L’horaire des vendeuses s’étirait souvent cruellement tard. Dès la fondation de son commerce, Alfred avait été très attentionné envers ses employées, à ce sujet,

— Nous terminons généralement à six heures, rarement plus tard.

À la lumière de l’éclairage des rues, elle remarqua le contentement sur le visage de son compagnon. Elle se surprenait de plaire. La sensation était si nouvelle pour la jeune fille sage. L’homme demanda encore :

— Vous travaillez et vous habitez là?

— Ma patronne a un garçon à la guerre, elle me loue sa chambre.

Le détachement avec lequel elle prononça ces paroles la troubla profondément.

— Si elle ne demande pas trop cher et si elle ne vous accable pas de corvées domestiques, l’arrangement peut être agréable.

— Je n’ai aucun motif de me plaindre, bien au contraire. Il tendit la main, prit celle de la jeune fille en murmurant :

— Bonne nuit, Françoise.

— Bonne nuit, Gérard.

Thalie avait déjà déverrouillé la porte du commerce et était entrée. Déçu de son peu de succès, son cavalier descendait la rue, un peu plus loin. La seconde jeune fille s’engouffra dans la bâtisse après un dernier salut de la tête.
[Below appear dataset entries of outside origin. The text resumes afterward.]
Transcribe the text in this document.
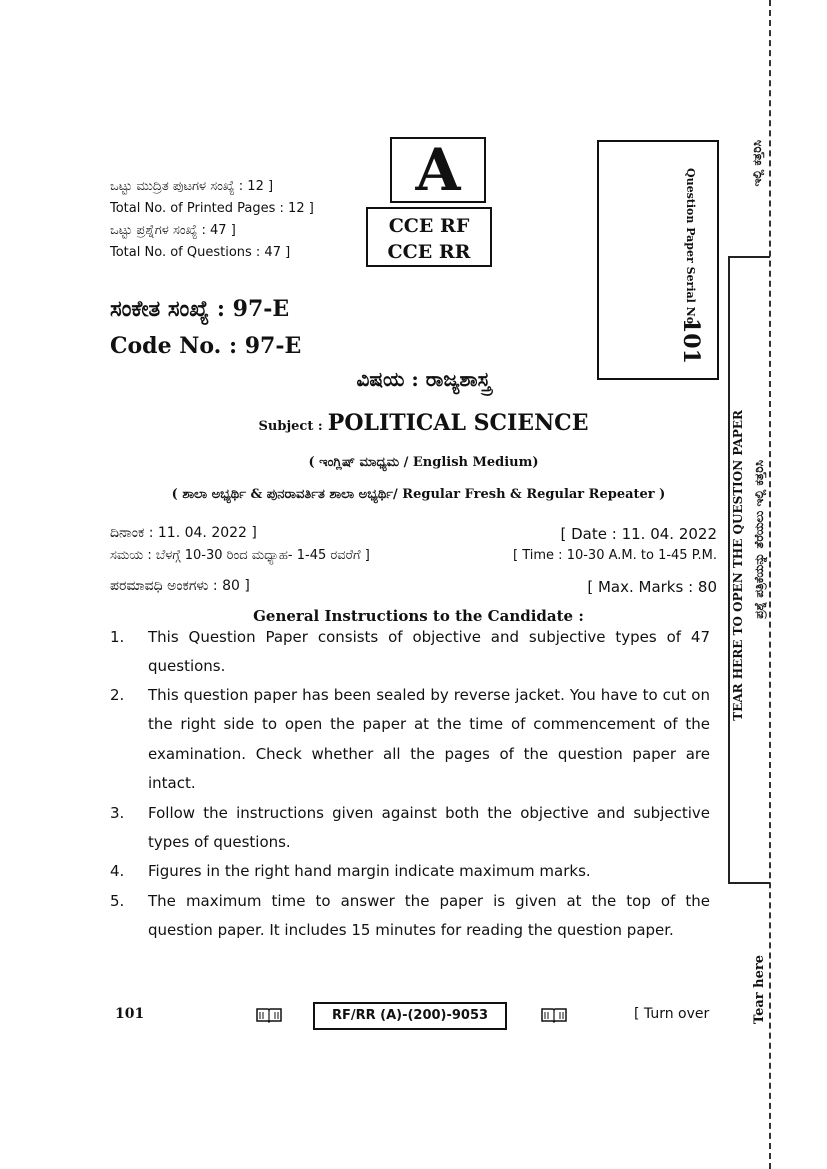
ಒಟ್ಟು ಮುದ್ರಿತ ಪುಟಗಳ ಸಂಖ್ಯೆ : 12 ]
Total No. of Printed Pages : 12 ]
ಒಟ್ಟು ಪ್ರಶ್ನೆಗಳ ಸಂಖ್ಯೆ : 47 ]
Total No. of Questions : 47 ]
A
CCE RF
CCE RR	Question Paper Serial No.
101
ಸಂಕೇತ ಸಂಖ್ಯೆ : 97-E
Code No. : 97-E
ವಿಷಯ : ರಾಜ್ಯಶಾಸ್ತ್ರ
Subject : POLITICAL SCIENCE
( ಇಂಗ್ಲಿಷ್ ಮಾಧ್ಯಮ / English Medium)
( ಶಾಲಾ ಅಭ್ಯರ್ಥಿ & ಪುನರಾವರ್ತಿತ ಶಾಲಾ ಅಭ್ಯರ್ಥಿ/ Regular Fresh & Regular Repeater )
ದಿನಾಂಕ : 11. 04. 2022 ]	[ Date : 11. 04. 2022
ಸಮಯ : ಬೆಳಗ್ಗೆ 10-30 ರಿಂದ ಮಧ್ಯಾಹ- 1-45 ರವರೆಗೆ ]	[ Time : 10-30 A.M. to 1-45 P.M.
ಪರಮಾವಧಿ ಅಂಕಗಳು : 80 ]	[ Max. Marks : 80
General Instructions to the Candidate :
1. This Question Paper consists of objective and subjective types of 47 questions.
2. This question paper has been sealed by reverse jacket. You have to cut on the right side to open the paper at the time of commencement of the examination. Check whether all the pages of the question paper are intact.
3. Follow the instructions given against both the objective and subjective types of questions.
4. Figures in the right hand margin indicate maximum marks.
5. The maximum time to answer the paper is given at the top of the question paper. It includes 15 minutes for reading the question paper.
101	RF/RR (A)-(200)-9053	[ Turn over
ಇಲ್ಲಿ ಕತ್ತರಿಸಿ
TEAR HERE TO OPEN THE QUESTION PAPER ಪ್ರಶ್ನೆ ಪತ್ರಿಕೆಯನ್ನು ತೆರೆಯಲು ಇಲ್ಲಿ ಕತ್ತರಿಸಿ
Tear here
— Nous pouvons monter sans crainte, affirma la fille de la maison en s’engageant dans l’escalier. Les tourtereaux se trouvent derrière une porte close ou alors ton père s’est déjà esquivé par l’escalier de service, comme dans une comédie française.

— J’ai honte, murmura Françoise.

Thalie revint sur ses pas. La pénombre régnait dans le commerce. Les mannequins prenaient une allure vaguement fantomatique. Les lumières dans la rue éclairaient toutefois un peu le visage désolé.
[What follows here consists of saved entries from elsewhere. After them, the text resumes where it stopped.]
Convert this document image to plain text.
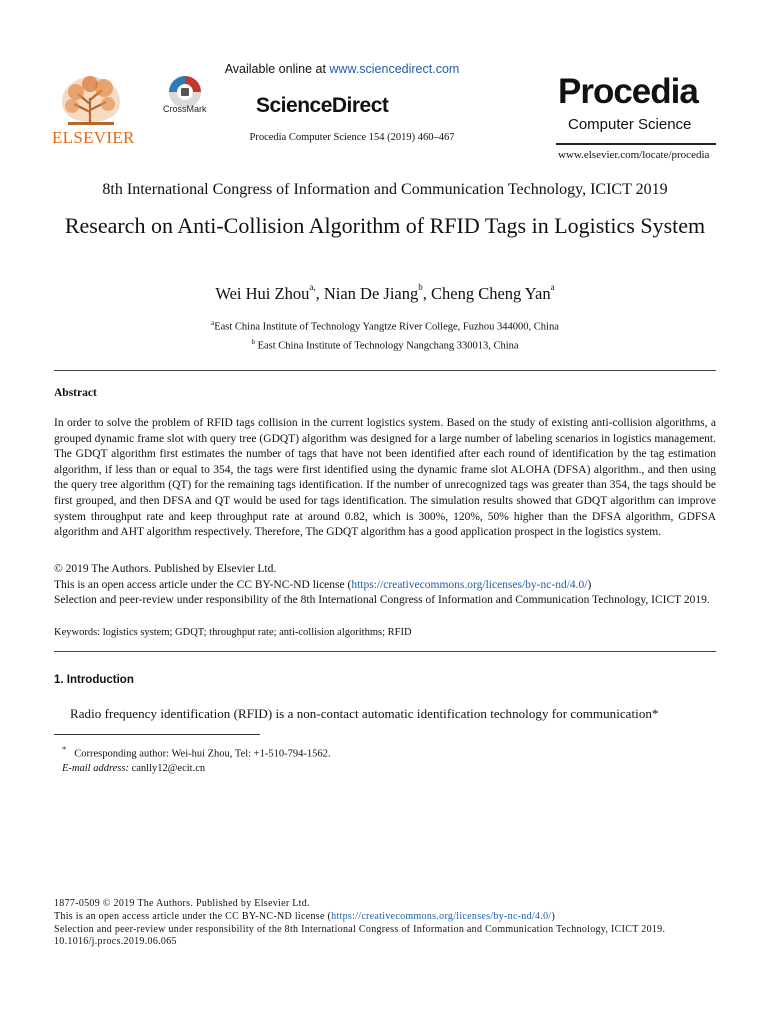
ELSEVIER
CrossMark
Available online at www.sciencedirect.com
ScienceDirect
Procedia Computer Science 154 (2019) 460–467
Procedia
Computer Science
www.elsevier.com/locate/procedia
8th International Congress of Information and Communication Technology, ICICT 2019
Research on Anti-Collision Algorithm of RFID Tags in Logistics System
Wei Hui Zhou$^{a,}$, Nian De Jiang$^b$, Cheng Cheng Yan$^a$
$^a$East China Institute of Technology Yangtze River College, Fuzhou 344000, China
$^b$ East China Institute of Technology Nangchang 330013, China
Abstract
In order to solve the problem of RFID tags collision in the current logistics system. Based on the study of existing anti-collision algorithms, a grouped dynamic frame slot with query tree (GDQT) algorithm was designed for a large number of labeling scenarios in logistics management. The GDQT algorithm first estimates the number of tags that have not been identified after each round of identification by the tag estimation algorithm, if less than or equal to 354, the tags were first identified using the dynamic frame slot ALOHA (DFSA) algorithm., and then using the query tree algorithm (QT) for the remaining tags identification. If the number of unrecognized tags was greater than 354, the tags should be first grouped, and then DFSA and QT would be used for tags identification. The simulation results showed that GDQT algorithm can improve system throughput rate and keep throughput rate at around 0.82, which is 300%, 120%, 50% higher than the DFSA algorithm, GDFSA algorithm and AHT algorithm respectively. Therefore, The GDQT algorithm has a good application prospect in the logistics system.
© 2019 The Authors. Published by Elsevier Ltd.
This is an open access article under the CC BY-NC-ND license (https://creativecommons.org/licenses/by-nc-nd/4.0/)
Selection and peer-review under responsibility of the 8th International Congress of Information and Communication Technology, ICICT 2019.
Keywords: logistics system; GDQT; throughput rate; anti-collision algorithms; RFID
1. Introduction
Radio frequency identification (RFID) is a non-contact automatic identification technology for communication*
* Corresponding author: Wei-hui Zhou, Tel: +1-510-794-1562.
E-mail address: canlly12@ecit.cn
1877-0509 © 2019 The Authors. Published by Elsevier Ltd.
This is an open access article under the CC BY-NC-ND license (https://creativecommons.org/licenses/by-nc-nd/4.0/)
Selection and peer-review under responsibility of the 8th International Congress of Information and Communication Technology, ICICT 2019.
10.1016/j.procs.2019.06.065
— Mais pourquoi, grands dieux?

— J’ai passé une bonne soirée.

— Moi aussi.

— J’aimerais le revoir. Il paraît gentil.

Sa compagne s’approcha, la prit par le bras pour l’entraîner vers la grande vitrine, afin de distinguer ses traits un peu mieux.

— Il semble moins prétentieux que le bel Antoine, ce qui le rend certainement un peu plus sympathique.
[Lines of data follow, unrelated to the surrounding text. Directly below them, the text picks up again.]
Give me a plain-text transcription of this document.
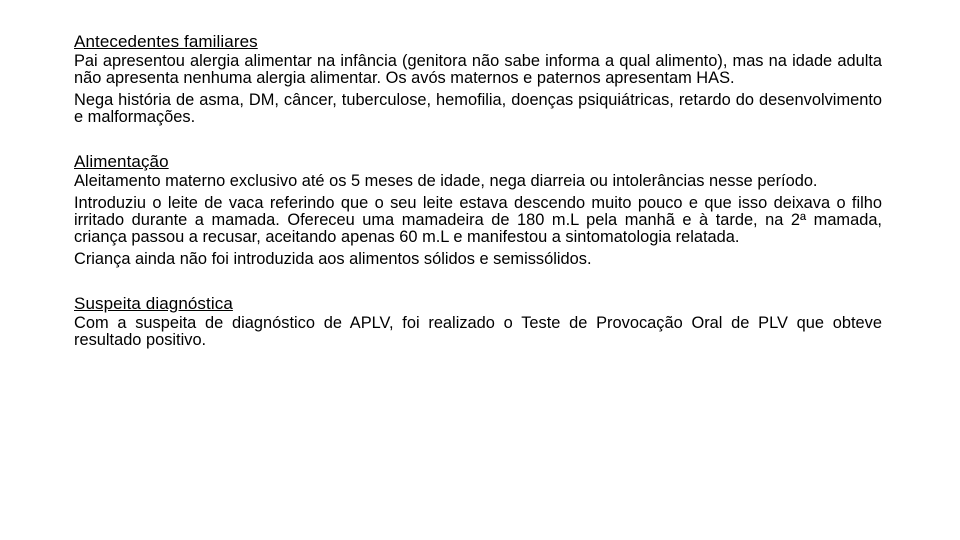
Antecedentes familiares

Pai apresentou alergia alimentar na infância (genitora não sabe informa a qual alimento), mas na idade adulta não apresenta nenhuma alergia alimentar. Os avós maternos e paternos apresentam HAS.

Nega história de asma, DM, câncer, tuberculose, hemofilia, doenças psiquiátricas, retardo do desenvolvimento e malformações.

Alimentação

Aleitamento materno exclusivo até os 5 meses de idade, nega diarreia ou intolerâncias nesse período.

Introduziu o leite de vaca referindo que o seu leite estava descendo muito pouco e que isso deixava o filho irritado durante a mamada. Ofereceu uma mamadeira de 180 m.L pela manhã e à tarde, na 2ª mamada, criança passou a recusar, aceitando apenas 60 m.L e manifestou a sintomatologia relatada.

Criança ainda não foi introduzida aos alimentos sólidos e semissólidos.

Suspeita diagnóstica

Com a suspeita de diagnóstico de APLV, foi realizado o Teste de Provocação Oral de PLV que obteve resultado positivo.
Elle marqua un temps d’arrêt, puis continua :

— Pourquoi te sentir coupable?

— Mathieu risque sa vie, et moi…

— Tu ne veux pas gaspiller la tienne à l’attendre. Cela me semble raisonnable.

La repartie laissa Françoise un moment désarmée, puis elle précisa :

— Il compte sur moi. Je me suis engagée avec lui.

— Ensuite, il est parti, sans demander de permission à quiconque. Au moment où vous vous êtes quittés, il a sans doute dit « Je t’aime »…

— Oui, il l’a dit.

— Pour te tourner le dos et monter dans son foutu navire en fer.

Des larmes coulaient maintenant sur les joues de la jeune femme. Thalie les essuya du bout de ses doigts gantés. Elle poursuivit :

— Comme tout être libre, il a fait un choix. Je respecte cela. Nous étions trois à le regarder partir en pleurant. Mais cela ne lui donne pas le droit de t’enchaîner. Les Pénélopes, cela fait un peu dépassé en 1918, ne trouves-tu pas?

— … Des fois, j’ai envie de le détester parce qu’il est parti.

— Moi, je le déteste souvent. Tout en l’aimant follement.

Un moment, Françoise demeura songeuse, réalisant que ce constat s’appliquait aussi à elle. À la fin, elle osa formuler l’indicible :

— Il risque de ne jamais revenir. Je l’attends peut-être pour rien.

— Je sais bien. C’est pour cela que tu ne dois pas cesser de vivre.

Françoise poussa un long soupir, effaça le reste de ses larmes d’un geste un peu rageur. Elle demanda, incertaine :

— Tu lui en veux aussi de s’être enrôlé?

— Évidemment. D’un autre côté, avoir eu son âge, j’aurais fait exactement la même chose.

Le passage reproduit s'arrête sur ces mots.